I'm going to release the check_linux_cpu check that we've been beta testing at CAPSiDE. I looked around in Nagios Exchange and none of the existing plugins itched my scratch... So I made a new one. What was wrong with the other plugins?

  • No performance data. At CAPSIDE we want all the plugins we use to output perfdata.
  • Calculation of the CPU usage. Read below to find out why.
  • Dependancy on external utilities (mpstat, iostat, Net::SNMP, etc)

How is the CPU usage percentage calculated in our plugin?

/proc/stat has the info needed to calculate the CPU usage. Every time you read it, it gives you the number of slices each processor has passed doing what (computing in user space, computing in kernel (system) space, attending interrupts, etc). But those slices are absolute (counted since the OS is running).

So if you're curious about knowing what your processor has been doing, you just have to sum up all the time it has been doing something, and then calculate the proportion of time that it was doing what you're interested in.

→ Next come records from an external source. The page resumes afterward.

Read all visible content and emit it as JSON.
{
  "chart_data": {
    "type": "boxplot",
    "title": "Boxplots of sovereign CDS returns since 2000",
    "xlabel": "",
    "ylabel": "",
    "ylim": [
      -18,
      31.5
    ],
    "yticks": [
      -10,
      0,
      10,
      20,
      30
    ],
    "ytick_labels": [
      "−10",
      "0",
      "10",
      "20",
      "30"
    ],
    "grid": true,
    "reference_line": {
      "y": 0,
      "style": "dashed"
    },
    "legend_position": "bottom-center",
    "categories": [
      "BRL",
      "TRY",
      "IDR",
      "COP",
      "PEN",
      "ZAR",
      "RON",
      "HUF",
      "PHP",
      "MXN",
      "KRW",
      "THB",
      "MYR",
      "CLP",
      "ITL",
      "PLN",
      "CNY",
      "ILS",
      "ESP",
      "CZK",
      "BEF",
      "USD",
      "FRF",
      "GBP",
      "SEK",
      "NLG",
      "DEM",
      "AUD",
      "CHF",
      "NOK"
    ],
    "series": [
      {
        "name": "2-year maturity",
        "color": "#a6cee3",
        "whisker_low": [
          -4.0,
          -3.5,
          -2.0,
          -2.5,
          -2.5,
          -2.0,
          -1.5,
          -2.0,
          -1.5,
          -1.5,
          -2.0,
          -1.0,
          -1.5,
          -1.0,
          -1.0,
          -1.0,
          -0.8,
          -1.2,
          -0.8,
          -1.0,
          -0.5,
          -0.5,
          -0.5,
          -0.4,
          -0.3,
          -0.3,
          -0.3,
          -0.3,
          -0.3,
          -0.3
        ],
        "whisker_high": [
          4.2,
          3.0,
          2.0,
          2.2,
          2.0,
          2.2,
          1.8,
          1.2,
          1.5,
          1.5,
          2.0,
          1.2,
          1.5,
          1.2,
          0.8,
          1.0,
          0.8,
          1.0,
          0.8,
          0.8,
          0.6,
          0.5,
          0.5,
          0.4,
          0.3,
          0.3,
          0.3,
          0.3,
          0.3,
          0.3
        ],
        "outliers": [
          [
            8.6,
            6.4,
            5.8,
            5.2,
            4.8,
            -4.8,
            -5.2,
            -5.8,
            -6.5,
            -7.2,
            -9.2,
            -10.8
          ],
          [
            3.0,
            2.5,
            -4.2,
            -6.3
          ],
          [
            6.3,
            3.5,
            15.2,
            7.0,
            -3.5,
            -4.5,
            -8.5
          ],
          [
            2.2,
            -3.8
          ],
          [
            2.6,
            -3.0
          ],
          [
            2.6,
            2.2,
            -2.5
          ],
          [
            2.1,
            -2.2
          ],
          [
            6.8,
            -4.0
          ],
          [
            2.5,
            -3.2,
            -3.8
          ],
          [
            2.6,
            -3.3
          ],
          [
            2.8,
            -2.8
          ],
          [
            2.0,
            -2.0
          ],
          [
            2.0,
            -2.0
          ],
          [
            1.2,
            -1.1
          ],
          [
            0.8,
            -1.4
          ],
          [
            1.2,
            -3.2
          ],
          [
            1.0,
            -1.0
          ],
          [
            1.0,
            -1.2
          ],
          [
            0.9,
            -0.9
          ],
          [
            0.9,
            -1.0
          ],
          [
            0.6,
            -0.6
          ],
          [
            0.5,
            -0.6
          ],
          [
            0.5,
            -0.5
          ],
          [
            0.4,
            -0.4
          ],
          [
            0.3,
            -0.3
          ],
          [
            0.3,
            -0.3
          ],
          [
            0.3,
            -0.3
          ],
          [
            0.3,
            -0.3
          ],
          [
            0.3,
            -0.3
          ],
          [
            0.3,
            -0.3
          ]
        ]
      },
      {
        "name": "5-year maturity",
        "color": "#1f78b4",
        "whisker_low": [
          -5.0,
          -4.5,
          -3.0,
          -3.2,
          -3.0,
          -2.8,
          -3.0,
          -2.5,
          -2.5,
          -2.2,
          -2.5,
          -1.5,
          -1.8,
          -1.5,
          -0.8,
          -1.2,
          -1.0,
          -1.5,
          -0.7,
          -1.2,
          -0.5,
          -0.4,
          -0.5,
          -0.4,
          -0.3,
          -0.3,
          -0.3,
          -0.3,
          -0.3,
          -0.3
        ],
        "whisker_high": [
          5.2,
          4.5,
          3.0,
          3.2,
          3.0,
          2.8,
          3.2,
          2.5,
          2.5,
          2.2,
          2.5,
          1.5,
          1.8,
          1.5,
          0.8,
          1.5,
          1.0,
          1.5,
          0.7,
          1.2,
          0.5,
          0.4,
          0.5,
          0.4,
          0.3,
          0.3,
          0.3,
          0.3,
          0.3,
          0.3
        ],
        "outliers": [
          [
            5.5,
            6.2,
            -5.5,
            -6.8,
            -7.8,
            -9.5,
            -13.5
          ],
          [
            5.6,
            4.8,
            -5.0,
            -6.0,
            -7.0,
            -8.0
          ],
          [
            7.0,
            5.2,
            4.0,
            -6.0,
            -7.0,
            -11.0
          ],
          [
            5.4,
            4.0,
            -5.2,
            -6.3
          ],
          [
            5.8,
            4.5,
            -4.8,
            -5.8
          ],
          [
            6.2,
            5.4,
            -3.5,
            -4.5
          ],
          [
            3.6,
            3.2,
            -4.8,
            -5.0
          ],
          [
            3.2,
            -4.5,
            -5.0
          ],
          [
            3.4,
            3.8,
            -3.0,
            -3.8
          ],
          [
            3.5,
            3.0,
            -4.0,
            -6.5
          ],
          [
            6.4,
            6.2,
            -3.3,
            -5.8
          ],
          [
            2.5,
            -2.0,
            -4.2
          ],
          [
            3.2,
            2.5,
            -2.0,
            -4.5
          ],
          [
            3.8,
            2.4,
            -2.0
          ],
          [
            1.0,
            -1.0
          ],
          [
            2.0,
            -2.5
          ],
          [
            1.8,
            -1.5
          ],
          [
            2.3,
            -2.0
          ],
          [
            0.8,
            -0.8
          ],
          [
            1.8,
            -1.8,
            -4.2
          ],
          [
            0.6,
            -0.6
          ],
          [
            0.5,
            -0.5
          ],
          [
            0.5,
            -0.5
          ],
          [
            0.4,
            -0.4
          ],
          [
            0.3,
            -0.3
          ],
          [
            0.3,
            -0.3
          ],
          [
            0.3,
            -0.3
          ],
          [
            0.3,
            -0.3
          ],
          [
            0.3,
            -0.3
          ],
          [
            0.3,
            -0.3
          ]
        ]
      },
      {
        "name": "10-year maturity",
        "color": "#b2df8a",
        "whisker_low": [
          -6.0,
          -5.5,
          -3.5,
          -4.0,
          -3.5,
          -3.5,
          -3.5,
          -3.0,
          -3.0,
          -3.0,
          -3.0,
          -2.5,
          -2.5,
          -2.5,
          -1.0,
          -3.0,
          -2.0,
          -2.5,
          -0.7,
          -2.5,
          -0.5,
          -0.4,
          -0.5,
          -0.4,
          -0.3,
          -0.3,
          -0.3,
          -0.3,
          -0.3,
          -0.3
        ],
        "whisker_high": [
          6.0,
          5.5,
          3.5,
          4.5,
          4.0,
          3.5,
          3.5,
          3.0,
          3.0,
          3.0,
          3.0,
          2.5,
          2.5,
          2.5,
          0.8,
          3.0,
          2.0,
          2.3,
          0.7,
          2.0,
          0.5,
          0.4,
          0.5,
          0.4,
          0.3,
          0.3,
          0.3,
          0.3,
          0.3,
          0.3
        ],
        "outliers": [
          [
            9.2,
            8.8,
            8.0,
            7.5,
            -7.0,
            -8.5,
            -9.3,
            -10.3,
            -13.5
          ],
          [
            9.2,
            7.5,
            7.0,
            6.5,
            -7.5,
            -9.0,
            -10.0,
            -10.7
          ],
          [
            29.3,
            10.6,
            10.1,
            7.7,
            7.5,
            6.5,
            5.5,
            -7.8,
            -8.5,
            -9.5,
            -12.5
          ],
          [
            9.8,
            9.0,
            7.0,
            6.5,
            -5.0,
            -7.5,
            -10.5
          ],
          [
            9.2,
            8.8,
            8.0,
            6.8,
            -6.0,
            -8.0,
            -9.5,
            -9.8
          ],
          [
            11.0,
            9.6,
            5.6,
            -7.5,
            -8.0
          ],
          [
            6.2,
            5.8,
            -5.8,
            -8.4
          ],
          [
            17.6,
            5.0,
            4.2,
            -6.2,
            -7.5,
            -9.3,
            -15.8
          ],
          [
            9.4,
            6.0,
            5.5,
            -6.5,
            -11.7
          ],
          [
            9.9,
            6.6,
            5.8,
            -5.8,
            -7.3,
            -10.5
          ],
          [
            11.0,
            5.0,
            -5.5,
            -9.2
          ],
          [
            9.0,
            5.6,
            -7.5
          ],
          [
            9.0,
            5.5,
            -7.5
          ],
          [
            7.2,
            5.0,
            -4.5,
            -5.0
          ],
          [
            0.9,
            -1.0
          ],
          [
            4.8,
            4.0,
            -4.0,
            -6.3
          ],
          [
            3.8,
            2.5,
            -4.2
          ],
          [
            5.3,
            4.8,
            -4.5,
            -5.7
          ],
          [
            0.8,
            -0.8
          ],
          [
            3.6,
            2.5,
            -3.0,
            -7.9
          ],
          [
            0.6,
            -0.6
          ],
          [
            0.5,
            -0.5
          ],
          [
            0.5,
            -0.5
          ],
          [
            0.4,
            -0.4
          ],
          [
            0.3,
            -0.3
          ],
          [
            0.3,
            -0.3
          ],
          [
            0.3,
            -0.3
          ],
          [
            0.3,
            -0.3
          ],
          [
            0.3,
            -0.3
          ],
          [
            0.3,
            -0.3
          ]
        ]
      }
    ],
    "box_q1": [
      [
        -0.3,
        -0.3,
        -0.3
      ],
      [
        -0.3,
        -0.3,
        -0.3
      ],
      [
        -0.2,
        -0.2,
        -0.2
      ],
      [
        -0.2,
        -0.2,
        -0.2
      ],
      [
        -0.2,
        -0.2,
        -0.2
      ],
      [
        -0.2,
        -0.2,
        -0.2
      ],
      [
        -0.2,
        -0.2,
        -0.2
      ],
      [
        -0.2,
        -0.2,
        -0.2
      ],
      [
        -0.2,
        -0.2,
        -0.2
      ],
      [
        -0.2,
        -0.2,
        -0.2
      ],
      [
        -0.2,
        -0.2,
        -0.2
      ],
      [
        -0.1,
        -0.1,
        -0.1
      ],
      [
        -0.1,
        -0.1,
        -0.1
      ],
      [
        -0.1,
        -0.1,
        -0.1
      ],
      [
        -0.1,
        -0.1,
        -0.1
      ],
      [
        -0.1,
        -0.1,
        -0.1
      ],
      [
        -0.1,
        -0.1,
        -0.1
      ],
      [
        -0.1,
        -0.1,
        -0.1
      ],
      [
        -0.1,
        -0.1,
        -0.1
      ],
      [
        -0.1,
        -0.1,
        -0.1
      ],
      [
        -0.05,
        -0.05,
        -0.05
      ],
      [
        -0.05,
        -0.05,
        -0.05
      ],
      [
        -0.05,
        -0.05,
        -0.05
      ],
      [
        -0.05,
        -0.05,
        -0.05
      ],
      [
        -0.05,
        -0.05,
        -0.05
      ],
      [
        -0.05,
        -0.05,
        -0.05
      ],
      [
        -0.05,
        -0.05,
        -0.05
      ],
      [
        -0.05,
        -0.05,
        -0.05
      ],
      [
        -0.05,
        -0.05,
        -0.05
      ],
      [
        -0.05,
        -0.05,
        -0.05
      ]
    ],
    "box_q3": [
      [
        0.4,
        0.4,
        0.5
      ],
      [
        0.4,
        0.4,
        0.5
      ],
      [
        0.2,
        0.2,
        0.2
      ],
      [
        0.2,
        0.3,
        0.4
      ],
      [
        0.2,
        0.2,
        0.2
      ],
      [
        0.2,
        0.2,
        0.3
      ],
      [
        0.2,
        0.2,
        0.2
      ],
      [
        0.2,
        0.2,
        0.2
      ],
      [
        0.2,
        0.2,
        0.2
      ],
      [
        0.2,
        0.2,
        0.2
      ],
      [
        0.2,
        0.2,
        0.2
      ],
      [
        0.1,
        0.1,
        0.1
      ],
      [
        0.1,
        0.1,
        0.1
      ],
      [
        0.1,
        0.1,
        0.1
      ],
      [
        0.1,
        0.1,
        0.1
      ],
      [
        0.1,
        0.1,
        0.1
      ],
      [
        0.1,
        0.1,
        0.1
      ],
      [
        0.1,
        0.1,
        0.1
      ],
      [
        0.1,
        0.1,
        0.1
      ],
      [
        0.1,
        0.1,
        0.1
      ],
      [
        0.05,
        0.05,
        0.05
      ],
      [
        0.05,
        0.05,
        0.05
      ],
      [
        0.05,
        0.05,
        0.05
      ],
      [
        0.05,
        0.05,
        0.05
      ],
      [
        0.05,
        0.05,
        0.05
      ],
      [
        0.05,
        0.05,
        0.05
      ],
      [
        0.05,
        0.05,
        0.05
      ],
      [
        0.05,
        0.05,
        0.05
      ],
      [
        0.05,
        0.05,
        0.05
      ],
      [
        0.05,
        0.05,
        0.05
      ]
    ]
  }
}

For example, lets suppose a /proc/stat that reports user, system, nice and idle time in each column:

cpu 8000 2000 1000 9000

8000 + 2000 + 1000 + 9000 = 20000 time slices doing things.

How much of that time was spent in user? 8000/20000 = 0.4
And in system? 2000/20000 = 0.1
In nice? 1000/20000 = 0.05
Idle? 9000/20000 = 0.45

This information can be useful, but it can be misleading if you monitor it, because it accounts time since the computer was ON. That means that if at night you have little activity, idle will gain weight. And therefore, your user time can spike up to 100% during a lot of time, and the percentages will not vary all that much.

Think of an obsessive person that that notes down all the time he has spent on all of his activities. When you ask him "what have you been doing all your life?". He'll tend to respond: "sleeping" :D.

A more useful metric would be: "what have you been doing since the last time I asked you". He could tell you: "working on the presentation for tomorrow".

Well let's do the same with our CPU! Since the kernel doesn't have any interface to query what it's been doing since the last time we were interested, we'll have to ask twice:

mesure 1: cpu 8000 2000 1000 9000
mesure 2: cpu 9500 2500 1500 9500 

What has the CPU been doing between mesure 2 and mesure 1?

9500 - 8000 = 1500 in user
2500 - 2000 = 500 in system
1500 - 1000 = 500 in nice
9500 - 9000 = 500 in idle

1500 + 500 + 500 + 500 = 3000 in total

So.. it's been working on:
1500/3000 = 0.5 in user
500/3000 = 0.16 in system
500/3000 = 0.16 in nice
500/3000 = 0.16 in idle

Some plugins would calculate CPU usage using an X second interval. (mostly the ones that depend on external utilities). I don't think this is an accurate way to do the measurement either, because that obsessive person will either say "I'm talking with you", or "I was doing the presentation", but just before that he had been having a snack :D.

Execute top. Quickly look at the CPU usage. Does the first reading it displays seem familiar now? And the rest?

So... is the plugin fundamentally flawed in some way? Am I just plainly wrong? What do you think?